4. Escarpia Laminata Tubeworm
- Lifespan: between 250 and 300 years on average
Tubeworms are large worms that may grow up to 10 feet long and are exclusively found in cold seeps in the Gulf of Mexico’s deep ocean.
These worms are closely linked to other enormous tubeworms that live near hydrothermal vents in the deep oceans.
Quite a few deep-sea tube worm species are among the longest-living organisms, reaching a remarkable lifetime of approximately 250 years, with some individuals being over 1,000 years old.
However, how it receives enough nutrients, in the form of sulfide, to survive for this long has remained a mystery for the scientific community.
Few species from the deep ocean prey on tubeworms, including deep sea crabs, shrimp, enormous brown mussels, and gigantic clams.
3. Black Coral
- Lifespan: between 70 to 4,000 years
Antipatharians, often known as black corals, are colonial creatures related to sea anemones and stony corals.
Deep-water black corals can be found in all oceans, although they are most prevalent in deep-water environments of tropical and subtropical seas.
Some may appear in water as shallow as three feet and as deep as 300 feet on reef slopes.
In the epipelagic zone (the uppermost layer of a body of water that receives sunlight), black coral colonies have an estimated natural lifetime of 70 years.
However, scientists have found the longest-lived animal aged around 4,265 years old, at depths of nearly 984 to 9,840 feet, making them some of the oldest living creatures on Earth.
Corals are susceptible to predators in addition to the weather.
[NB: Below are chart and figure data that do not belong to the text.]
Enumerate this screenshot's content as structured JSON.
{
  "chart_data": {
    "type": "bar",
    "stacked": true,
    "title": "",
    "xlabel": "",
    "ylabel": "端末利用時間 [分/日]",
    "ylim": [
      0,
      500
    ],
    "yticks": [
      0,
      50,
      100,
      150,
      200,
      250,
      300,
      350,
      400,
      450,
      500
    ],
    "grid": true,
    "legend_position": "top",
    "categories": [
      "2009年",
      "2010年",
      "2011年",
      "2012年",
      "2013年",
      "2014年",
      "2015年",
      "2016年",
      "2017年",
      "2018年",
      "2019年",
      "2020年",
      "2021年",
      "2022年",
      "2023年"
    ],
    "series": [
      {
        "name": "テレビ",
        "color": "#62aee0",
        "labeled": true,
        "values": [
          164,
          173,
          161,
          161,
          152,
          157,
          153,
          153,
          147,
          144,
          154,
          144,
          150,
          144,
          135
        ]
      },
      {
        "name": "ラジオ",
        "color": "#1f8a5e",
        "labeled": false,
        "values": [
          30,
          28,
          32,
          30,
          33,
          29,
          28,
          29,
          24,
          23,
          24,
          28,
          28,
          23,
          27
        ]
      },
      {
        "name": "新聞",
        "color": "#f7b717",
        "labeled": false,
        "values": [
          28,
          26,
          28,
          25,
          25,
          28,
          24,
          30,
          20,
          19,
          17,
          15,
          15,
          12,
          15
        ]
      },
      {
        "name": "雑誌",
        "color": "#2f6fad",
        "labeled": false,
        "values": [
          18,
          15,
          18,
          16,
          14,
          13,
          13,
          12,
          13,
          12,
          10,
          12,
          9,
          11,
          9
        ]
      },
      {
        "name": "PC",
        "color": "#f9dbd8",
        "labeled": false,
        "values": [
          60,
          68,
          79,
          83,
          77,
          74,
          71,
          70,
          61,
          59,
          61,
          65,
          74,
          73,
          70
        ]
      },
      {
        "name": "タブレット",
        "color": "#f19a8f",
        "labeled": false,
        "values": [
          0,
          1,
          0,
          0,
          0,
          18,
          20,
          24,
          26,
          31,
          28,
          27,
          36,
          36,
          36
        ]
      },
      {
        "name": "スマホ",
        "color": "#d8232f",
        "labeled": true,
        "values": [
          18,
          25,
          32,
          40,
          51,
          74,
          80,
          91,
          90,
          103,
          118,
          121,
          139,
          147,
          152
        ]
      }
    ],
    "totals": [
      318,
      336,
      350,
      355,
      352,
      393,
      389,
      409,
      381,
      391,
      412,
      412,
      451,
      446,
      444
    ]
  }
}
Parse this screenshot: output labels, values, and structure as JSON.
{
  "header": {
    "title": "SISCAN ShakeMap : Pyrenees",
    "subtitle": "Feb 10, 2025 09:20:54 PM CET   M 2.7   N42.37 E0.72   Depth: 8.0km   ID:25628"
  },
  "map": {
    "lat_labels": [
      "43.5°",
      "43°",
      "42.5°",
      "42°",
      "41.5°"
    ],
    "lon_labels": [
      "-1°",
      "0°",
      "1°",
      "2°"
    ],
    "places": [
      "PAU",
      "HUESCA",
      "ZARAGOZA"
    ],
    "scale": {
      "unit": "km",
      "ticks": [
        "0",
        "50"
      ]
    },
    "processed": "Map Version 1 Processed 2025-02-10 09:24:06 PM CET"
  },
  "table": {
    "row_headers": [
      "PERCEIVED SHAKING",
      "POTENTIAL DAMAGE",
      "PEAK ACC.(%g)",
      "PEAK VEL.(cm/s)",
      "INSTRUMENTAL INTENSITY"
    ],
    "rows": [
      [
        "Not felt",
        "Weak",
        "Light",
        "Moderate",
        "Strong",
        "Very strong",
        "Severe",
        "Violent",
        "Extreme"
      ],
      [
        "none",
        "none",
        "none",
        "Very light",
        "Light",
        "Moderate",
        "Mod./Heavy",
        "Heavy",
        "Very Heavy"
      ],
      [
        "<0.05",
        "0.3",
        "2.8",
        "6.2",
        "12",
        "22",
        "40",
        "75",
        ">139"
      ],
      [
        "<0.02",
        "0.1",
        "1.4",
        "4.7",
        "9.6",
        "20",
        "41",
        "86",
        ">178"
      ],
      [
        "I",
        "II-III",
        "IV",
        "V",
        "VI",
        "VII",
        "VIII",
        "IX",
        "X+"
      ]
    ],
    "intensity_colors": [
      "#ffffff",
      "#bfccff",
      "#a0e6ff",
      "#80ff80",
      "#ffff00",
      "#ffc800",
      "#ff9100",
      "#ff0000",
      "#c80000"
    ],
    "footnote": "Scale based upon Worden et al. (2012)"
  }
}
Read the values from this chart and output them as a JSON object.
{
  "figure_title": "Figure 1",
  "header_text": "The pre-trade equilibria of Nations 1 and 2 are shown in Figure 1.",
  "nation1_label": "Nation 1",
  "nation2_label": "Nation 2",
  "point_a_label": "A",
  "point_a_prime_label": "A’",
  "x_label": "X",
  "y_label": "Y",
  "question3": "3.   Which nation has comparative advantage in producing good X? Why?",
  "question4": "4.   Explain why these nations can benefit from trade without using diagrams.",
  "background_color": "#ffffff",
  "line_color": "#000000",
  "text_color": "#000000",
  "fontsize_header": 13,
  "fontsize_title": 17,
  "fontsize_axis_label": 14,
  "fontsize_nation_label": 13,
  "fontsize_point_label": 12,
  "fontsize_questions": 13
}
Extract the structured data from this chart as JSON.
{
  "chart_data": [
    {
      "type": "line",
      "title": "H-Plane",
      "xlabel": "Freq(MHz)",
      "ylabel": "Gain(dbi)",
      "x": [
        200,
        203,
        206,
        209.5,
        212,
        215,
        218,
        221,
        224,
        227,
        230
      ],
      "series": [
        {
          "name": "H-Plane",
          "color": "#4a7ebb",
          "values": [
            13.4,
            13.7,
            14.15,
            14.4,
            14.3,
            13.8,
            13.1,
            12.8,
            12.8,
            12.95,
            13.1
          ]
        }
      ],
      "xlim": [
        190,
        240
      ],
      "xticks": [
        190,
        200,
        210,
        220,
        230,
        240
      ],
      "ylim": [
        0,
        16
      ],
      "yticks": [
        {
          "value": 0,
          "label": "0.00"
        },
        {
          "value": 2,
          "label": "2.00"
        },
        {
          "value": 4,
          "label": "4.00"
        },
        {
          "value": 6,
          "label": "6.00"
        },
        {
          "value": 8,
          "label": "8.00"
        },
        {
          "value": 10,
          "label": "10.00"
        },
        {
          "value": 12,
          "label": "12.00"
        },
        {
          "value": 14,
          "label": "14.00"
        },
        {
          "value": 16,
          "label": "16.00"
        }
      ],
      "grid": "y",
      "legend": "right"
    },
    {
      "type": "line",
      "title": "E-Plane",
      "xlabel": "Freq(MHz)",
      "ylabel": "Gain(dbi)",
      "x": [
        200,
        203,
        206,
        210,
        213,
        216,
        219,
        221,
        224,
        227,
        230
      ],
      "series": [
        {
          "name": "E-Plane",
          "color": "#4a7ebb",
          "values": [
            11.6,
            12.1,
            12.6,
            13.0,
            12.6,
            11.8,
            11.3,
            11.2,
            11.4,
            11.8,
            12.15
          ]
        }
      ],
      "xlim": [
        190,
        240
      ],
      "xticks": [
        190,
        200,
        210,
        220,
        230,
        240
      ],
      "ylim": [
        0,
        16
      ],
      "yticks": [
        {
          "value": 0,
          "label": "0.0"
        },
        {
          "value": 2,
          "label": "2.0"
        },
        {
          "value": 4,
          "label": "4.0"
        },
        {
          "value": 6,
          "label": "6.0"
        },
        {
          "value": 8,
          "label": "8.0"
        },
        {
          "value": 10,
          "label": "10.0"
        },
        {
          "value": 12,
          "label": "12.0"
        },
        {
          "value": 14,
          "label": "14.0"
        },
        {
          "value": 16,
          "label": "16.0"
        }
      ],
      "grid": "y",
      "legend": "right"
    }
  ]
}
The fragile interior tissues of coral polyps are preyed upon by fish, marine worms, barnacles, crabs, snails, and sea stars.
2. Immortal Jellyfish
- Longest lifespan: no maximum lifespan
Immortal jellyfish, Turritopsis dohrnii, are little arthropods of the Oceaniidae family with an interesting life cycle.
Since its first discovery in the Mediterranean Sea, immortal jellyfish have spread all over the world.
Waters from the tropics to the temperate zones are where immortal jellyfish typically live. They can be discovered on ship hulls, ocean floors, docks, and marinas.
Although, in reality, individuals can still pass away, theoretically, they can reverse their biological cycle endlessly, thereby making them biologically immortal.
In the wild, the majority of immortal jellyfish are likely to die of illness or predation while still in the medusa stage rather than changing back to the polyp form.
Still, they may live for thousands of years in the right environment, making them the longest-living animals.
Like other jellyfish, immortal jellyfish are most frequently preyed upon by other jellyfish. Other predators include sea anemones, tuna, sharks, swordfish, sea turtles, and penguins.
- Longest lifespan: no maximum lifespan
Native to temperate and tropical regions, hydras are freshwater organisms known for being the longest-living animals in the world.
These tiny creatures are biologically immortal because they do not age and have an incredible capacity for DNA regeneration.
Hydras are preyed upon by crabs, aquatic insects, and plathelminths.